As is often the case in such stories, the narrative is presented through the eyes of a naïve novice—in this case one Richard Samuels (Zac Efron), a art-loving student who wanders into the company and is abruptly hired by the flamboyant, imperious Welles—at no pay, of course—to take a small role in the play. What follows is the boy’s assimilation into the troupe, which includes such well-known players as womanizer-leading man Joseph Cotton (James Tupper), cynical comic Norman Lloyd (Leo Bill), intense manager John Housman (Eddie Marsan) and full-of-himself George Coulouris (Ben Chaplin).

But there are problems. Though Welles takes Samuels under his wing, even introducing him to his radio work (which largely finances the Mercury), the boy is ultimately nonplussed at the great young man’s cavalier treatment of everyone, especially Sam Leve (Al Weaver), the designer he refuses to give proper credit (just as he would later minimize—at least in the opinion of Pauline Kael—the contribution of Herman Mankiewicz to “Citizen Kane”). Even more distressing to the boy is the casual use Welles makes of all the women in his vicinity even though he’s married—something the youth can tolerate until the star’s grasp extends to Sonja Jones (Claire Danes), the company’s beautiful general factotum whom Richard immediately falls for. But since she’s an ambitious girl willing to make compromises to advance, even though she likes the boy, it’s a good thing that Richard meets another, more suitable girl—frizzy-haired aspiring author Gretta Adler (Zoe Kazan), whom he actually helps get a story accepted by the New Yorker.
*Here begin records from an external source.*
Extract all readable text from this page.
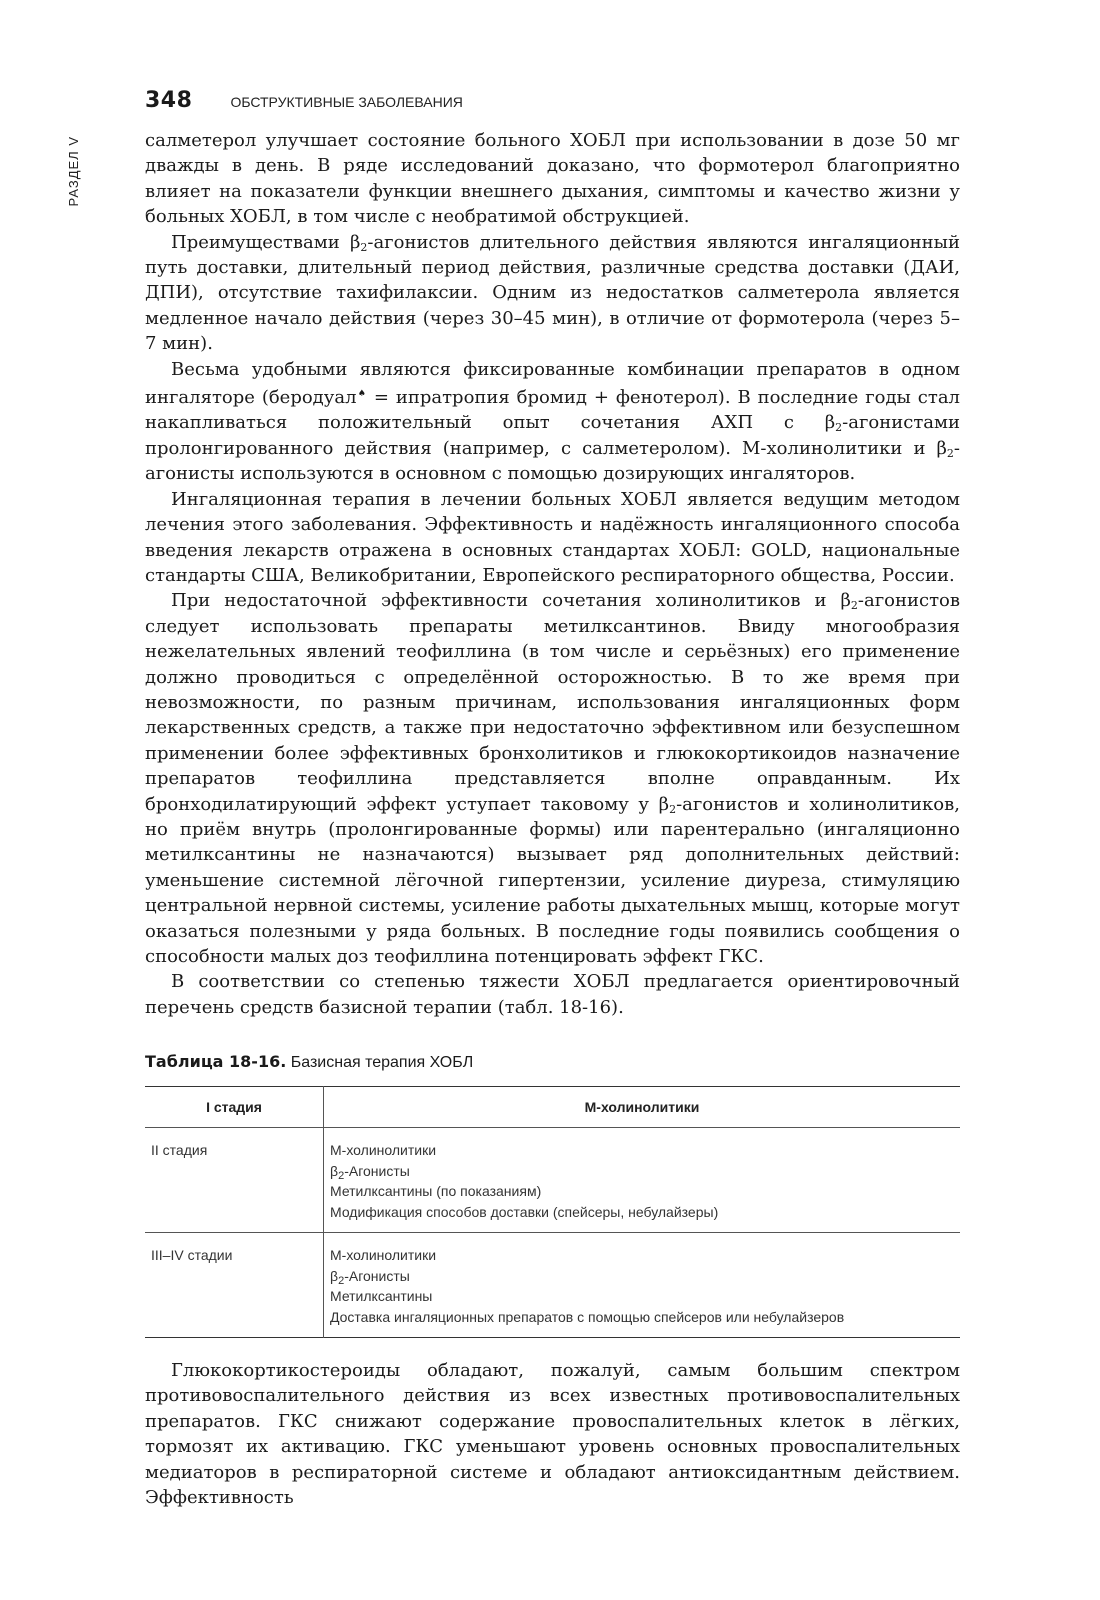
РАЗДЕЛ V
348	ОБСТРУКТИВНЫЕ ЗАБОЛЕВАНИЯ

салметерол улучшает состояние больного ХОБЛ при использовании в дозе 50 мг дважды в день. В ряде исследований доказано, что формотерол благоприятно влияет на показатели функции внешнего дыхания, симптомы и качество жизни у больных ХОБЛ, в том числе с необратимой обструкцией.

Преимуществами $\beta_2$-агонистов длительного действия являются ингаляционный путь доставки, длительный период действия, различные средства доставки (ДАИ, ДПИ), отсутствие тахифилаксии. Одним из недостатков салметерола является медленное начало действия (через 30–45 мин), в отличие от формотерола (через 5–7 мин).

Весьма удобными являются фиксированные комбинации препаратов в одном ингаляторе (беродуал♠ = ипратропия бромид + фенотерол). В последние годы стал накапливаться положительный опыт сочетания АХП с $\beta_2$-агонистами пролонгированного действия (например, с салметеролом). М-холинолитики и $\beta_2$-агонисты используются в основном с помощью дозирующих ингаляторов.

Ингаляционная терапия в лечении больных ХОБЛ является ведущим методом лечения этого заболевания. Эффективность и надёжность ингаляционного способа введения лекарств отражена в основных стандартах ХОБЛ: GOLD, национальные стандарты США, Великобритании, Европейского респираторного общества, России.

При недостаточной эффективности сочетания холинолитиков и $\beta_2$-агонистов следует использовать препараты метилксантинов. Ввиду многообразия нежелательных явлений теофиллина (в том числе и серьёзных) его применение должно проводиться с определённой осторожностью. В то же время при невозможности, по разным причинам, использования ингаляционных форм лекарственных средств, а также при недостаточно эффективном или безуспешном применении более эффективных бронхолитиков и глюкокортикоидов назначение препаратов теофиллина представляется вполне оправданным. Их бронходилатирующий эффект уступает таковому у $\beta_2$-агонистов и холинолитиков, но приём внутрь (пролонгированные формы) или парентерально (ингаляционно метилксантины не назначаются) вызывает ряд дополнительных действий: уменьшение системной лёгочной гипертензии, усиление диуреза, стимуляцию центральной нервной системы, усиление работы дыхательных мышц, которые могут оказаться полезными у ряда больных. В последние годы появились сообщения о способности малых доз теофиллина потенцировать эффект ГКС.

В соответствии со степенью тяжести ХОБЛ предлагается ориентировочный перечень средств базисной терапии (табл. 18-16).

Таблица 18-16. Базисная терапия ХОБЛ
I стадия	М-холинолитики
II стадия	М-холинолитики
$\beta_2$-Агонисты
Метилксантины (по показаниям)
Модификация способов доставки (спейсеры, небулайзеры)

III–IV стадии	М-холинолитики
$\beta_2$-Агонисты
Метилксантины
Доставка ингаляционных препаратов с помощью спейсеров или небулайзеров

Глюкокортикостероиды обладают, пожалуй, самым большим спектром противовоспалительного действия из всех известных противовоспалительных препаратов. ГКС снижают содержание провоспалительных клеток в лёгких, тормозят их активацию. ГКС уменьшают уровень основных провоспалительных медиаторов в респираторной системе и обладают антиоксидантным действием. Эффективность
Though one has to admire Efron’s decision to bypass teen froth for the role of Richard, it must be admitted that he’s not quite right for the part—so handsome and self-assured that the character’s supposed nervousness never comes through. Still, he’s eager and attractive, as is Danes, who hits the right mixture of sophistication and cheek. Their relationship, however, and the one between Samuels and Adler, really play second fiddle to the material surrounding the colorful Mercury troupe. Tupper, Bill, Marsan and Chaplin might not bear the uncanny resemblance to the figures they’re playing that McKay does to Welles, but they show the right spirit. Linklater directs them all with genuine affection, if not much energy, and he benefits from a strong physical production that captures quite well the ambiance of Depression-era New York even though the picture was shot (very well by Richard Pope in atmospheric widescreen) in London and on the Isle of Man, of all places. Kudos are due production designer Laurence Dorman, art directors Bill Crutcher, David Doran and Stuart Rose, set decorator Richard Roberts and costume designer Nic Ede, as well as Michael J. McEvoy, who provides a jovial score supplemented by pop tunes of the time.

The picture includes substantial excerpts from the finished “Caesar,” and as so often happens in such theatrically-based stories, they don’t register as strongly as was obviously intended. (Even in “The Producers,” the scenes from “Springtime for Hitler” just weren’t as funny as Mel Brooks thought.) But even in those sequences, ultimately the movie’s sparkplug is McKay, who mirrors the young Welles not just in looks but in manner and socks across his combination of blustery showmanship, artistic genius and absolute self-regard. Welles certainly doesn’t come across as an entirely likable person, but he is a genuine force of nature.

“Me and Orson Welles” will appeal mostly to older audiences and especially to buffs who will be fascinated at this portrait, however imaginative, of the young wunderkind who went on to become one of the world’s great filmmakers. For them it will prove an agreeable divertissement, easy to take—and equally easy to forget.